The Mullum Mullum Creek area was first designated as a freeway reservation in 1969. When its precise location was identified, local environment groups formed the Mullum Mullum Action Group to oppose, and hopefully to contribute to the planning of the alignment. Community opposition grew over time with extensive support from environmental groups as well as from the three local Councils. The Environmental Effects Statement (June 1998) predicted high impact on areas of conservation value if the freeway was built. In the face of unrest, ongoing controversy and confusion, continued community opposition resulted in a political agreement by the Victorian State Government in 2000 to build two tunnels as part of Eastlink to protect the entire Mullum Mullum Valley, extending from Park Road Donvale to Deep Creek Road in Ringwood.

== Flora and fauna ==
Yarran Dheran falls into the category of ecological vegetation class Valley Heathy Forest. It represents one of the largest remaining patches of dry sclerophyll forest in urban Melbourne, providing a piece of "real bush" only 20 km from the CBD. Eucalyptus include manna gum, yellow box, and narrow-leaved peppermint. Middle storey plants include a wide range of acacias, including golden wattle, which is Australia's floral emblem, as well as sweet bursaria and cherry ballart. Lower storey plants include many wildflowers, native grasses and orchids, including the small grass tree. Purple coral pea is still commonly found. It was once prevalent throughout the surrounding hills, to the extent that they were once known as the purple hills.
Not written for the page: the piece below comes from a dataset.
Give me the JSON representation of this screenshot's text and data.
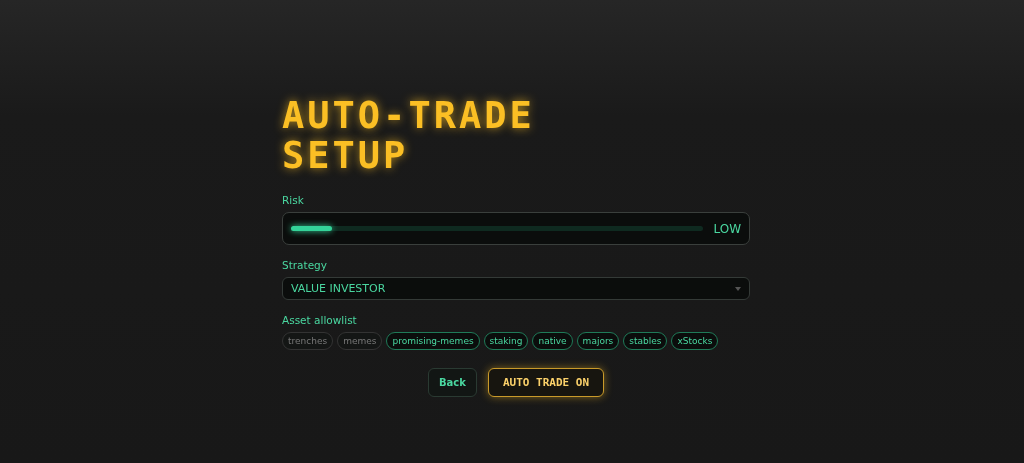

85 species of birds have been seen over time in the Mullum Mullum Valley, of which Yarran Dheran forms a part. Some birds are permanent residents, including superb fairywrens, grey fantails, grey butcherbirds, crimson and eastern rosellas, rainbow lorikeets, white-browed scrubwrens, dusky moorhens, and eastern yellow robins. Some are transient visitors, such as the owlet-nightjar. Others are seasonal migrants, including the olive-backed oriole and the fan-tailed cuckoo. This diversity is unusual in an urban reserve and is reflective both of the varied habitat in the Reserve, which includes valley heathy forest, open grassy areas, and wetter areas along the creek and around the ponds, and the Mullum Mullum Creek.

The Mullum Mullum Creek provides a regionally significant wildlife corridor for birds and other wildlife extending to its confluence with the Yarra River at Templestowe. Other wildlife include swamp wallabies, eastern long-necked turtles, lowland copperhead and tiger snakes, and the elusive echidna.